With ‘Deepwater Horizon’, as I discussed in my review, it was being reminded of the deaths of the men and the environmental catastrophe caused by human arrogance. In ‘Suffragette’ it was the struggle of those women who protested for decades and were either ignored, beaten, force-fed during hunger strikes or incarcerated.

Emmeline Pankhurst being arrested. 

Finally, it took the death of one brave woman to actually instigate any change. At the end of the film the year women were given the vote was displayed by country; it was shocking to see countries that we perceived as progressive had not given the vote until the later 20th century. And still some countries had not given women the right to vote. Of course, being female and an advocate of a more egalitarian society, this film really hit me on an emotional level.

Then this evening I watched ‘A Most Wanted Man’, starring the late and great Phillip Seymour Hoffman as the leader of an anti-terror group operating in Hamburg.
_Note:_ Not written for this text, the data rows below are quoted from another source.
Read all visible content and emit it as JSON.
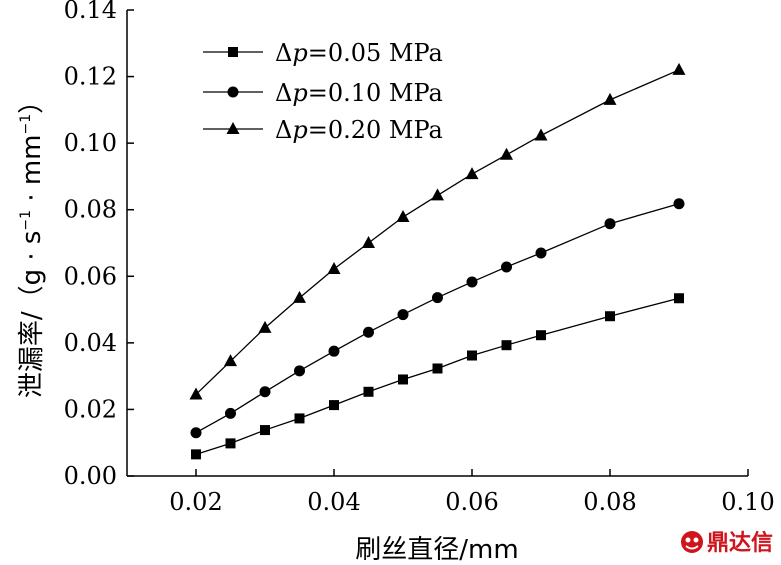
{
  "chart_data": {
    "type": "line",
    "xlabel": "刷丝直径/mm",
    "ylabel": "泄漏率/（g · s",
    "ylabel_sup1": "−1",
    "ylabel_mid": " · mm",
    "ylabel_sup2": "−1",
    "ylabel_end": "）",
    "xlim": [
      0.01,
      0.1
    ],
    "ylim": [
      0.0,
      0.14
    ],
    "xticks": [
      "0.02",
      "0.04",
      "0.06",
      "0.08",
      "0.10"
    ],
    "yticks": [
      "0.00",
      "0.02",
      "0.04",
      "0.06",
      "0.08",
      "0.10",
      "0.12",
      "0.14"
    ],
    "x": [
      0.02,
      0.025,
      0.03,
      0.035,
      0.04,
      0.045,
      0.05,
      0.055,
      0.06,
      0.065,
      0.07,
      0.08,
      0.09
    ],
    "legend_position": "top-left",
    "series": [
      {
        "prefix": "Δ",
        "var": "p",
        "suffix": "=0.05 MPa",
        "marker": "square",
        "values": [
          0.0065,
          0.0098,
          0.0138,
          0.0173,
          0.0213,
          0.0253,
          0.029,
          0.0323,
          0.0362,
          0.0393,
          0.0423,
          0.048,
          0.0534
        ]
      },
      {
        "prefix": "Δ",
        "var": "p",
        "suffix": "=0.10 MPa",
        "marker": "circle",
        "values": [
          0.013,
          0.0188,
          0.0253,
          0.0316,
          0.0375,
          0.0432,
          0.0485,
          0.0536,
          0.0583,
          0.0628,
          0.067,
          0.0758,
          0.0818
        ]
      },
      {
        "prefix": "Δ",
        "var": "p",
        "suffix": "=0.20 MPa",
        "marker": "triangle",
        "values": [
          0.0245,
          0.0345,
          0.0445,
          0.0535,
          0.0622,
          0.07,
          0.0778,
          0.0843,
          0.0907,
          0.0965,
          0.1023,
          0.113,
          0.122
        ]
      }
    ]
  },
  "watermark": {
    "text": "鼎达信",
    "color": "#d0141b",
    "icon": "logo-icon"
  }
}
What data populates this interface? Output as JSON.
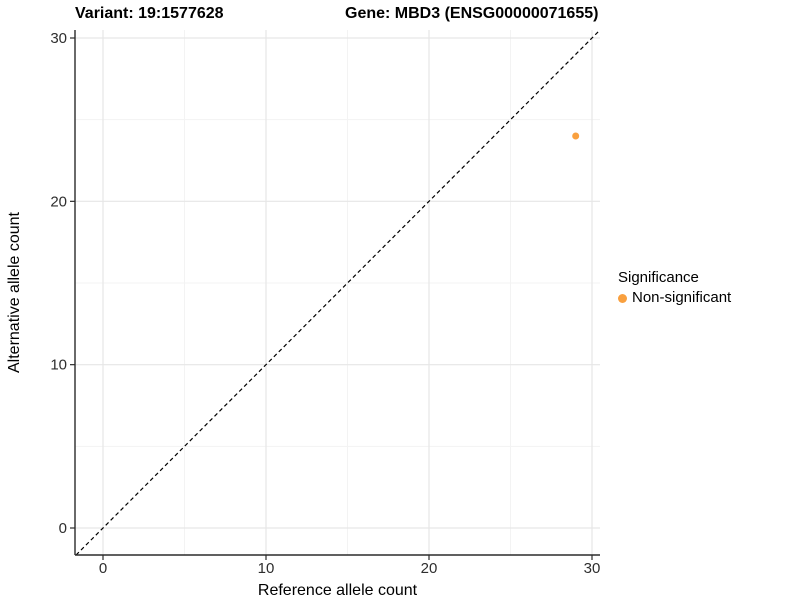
{
  "chart_data": {
    "type": "scatter",
    "title_left": "Variant: 19:1577628",
    "title_right": "Gene: MBD3 (ENSG00000071655)",
    "xlabel": "Reference allele count",
    "ylabel": "Alternative allele count",
    "x_ticks": [
      0,
      10,
      20,
      30
    ],
    "y_ticks": [
      0,
      10,
      20,
      30
    ],
    "x_minor_ticks": [
      5,
      15,
      25
    ],
    "y_minor_ticks": [
      5,
      15,
      25
    ],
    "xlim": [
      -1.7,
      30.5
    ],
    "ylim": [
      -1.7,
      30.5
    ],
    "grid": "major+minor",
    "series": [
      {
        "name": "Non-significant",
        "color": "#F9A03F",
        "points": [
          [
            29,
            24
          ]
        ]
      }
    ],
    "reference_line": {
      "slope": 1,
      "intercept": 0,
      "style": "dashed",
      "color": "#000000"
    },
    "legend": {
      "title": "Significance",
      "position": "right",
      "items": [
        {
          "label": "Non-significant",
          "color": "#F9A03F"
        }
      ]
    }
  },
  "colors": {
    "background": "#FFFFFF",
    "panel_background": "#FFFFFF",
    "grid_major": "#E6E6E6",
    "grid_minor": "#F3F3F3",
    "axis_line": "#2B2B2B",
    "tick_label": "#2E2E2E",
    "text": "#000000"
  }
}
Hoffman and his group are tracking terror suspects with the hope of infiltrating a shipping company operating as an Al-Qaeda front. Rather than letting the group do their job and finding the Shark as Hoffman put it, the American and German governments decided that arresting an innocent man and the money man was a better idea. This is something many governments and other institutions do, they look for a quick fix, something to parade in front of the news channels rather than correcting the issue at the source. That’s too much effort. It also displays the automatic prejudice against refugees and Muslims because of the actions of the minority.

I couldn’t stop the tears. 

And it made me think of other films I’ve seen that have depressing context or unhappy endings; Titanic, The Boy in the Striped Pyjamas, The Magdalene Sisters, Remember the Titans, 12 Years a Slave, Marley and Me, United 93, Open Water, Jarhead (yes, based on memoirs), The Pursuit of Happyness (true story), The Help, Everest, and Schindler’s List (so I’m told). All these films are based on true stories and events. For more films based on true events see List of films based on actual events (the horror films on the list will surprise you.

Some people like the escapism in films, many other people complain that there is no suspense in Hollywood anymore; if the ending of a film is sad or not properly concluded then there will likely be a sequel. To those people I say watch some films based on reality; either based on true events like ‘Suffragette’ and ‘Deepwater Horizon’, or those commenting on the worst aspects of our society like ‘A Most Wanted Man’. But a warning, these films are normally very shocking and often leave you feeling hopeless, the horrific events caused by humans and the attitude of people is sometimes difficult to fathom.

In reality is where we find the most horrifying stories, whether true or not, they affect us greater than fiction because it is more real.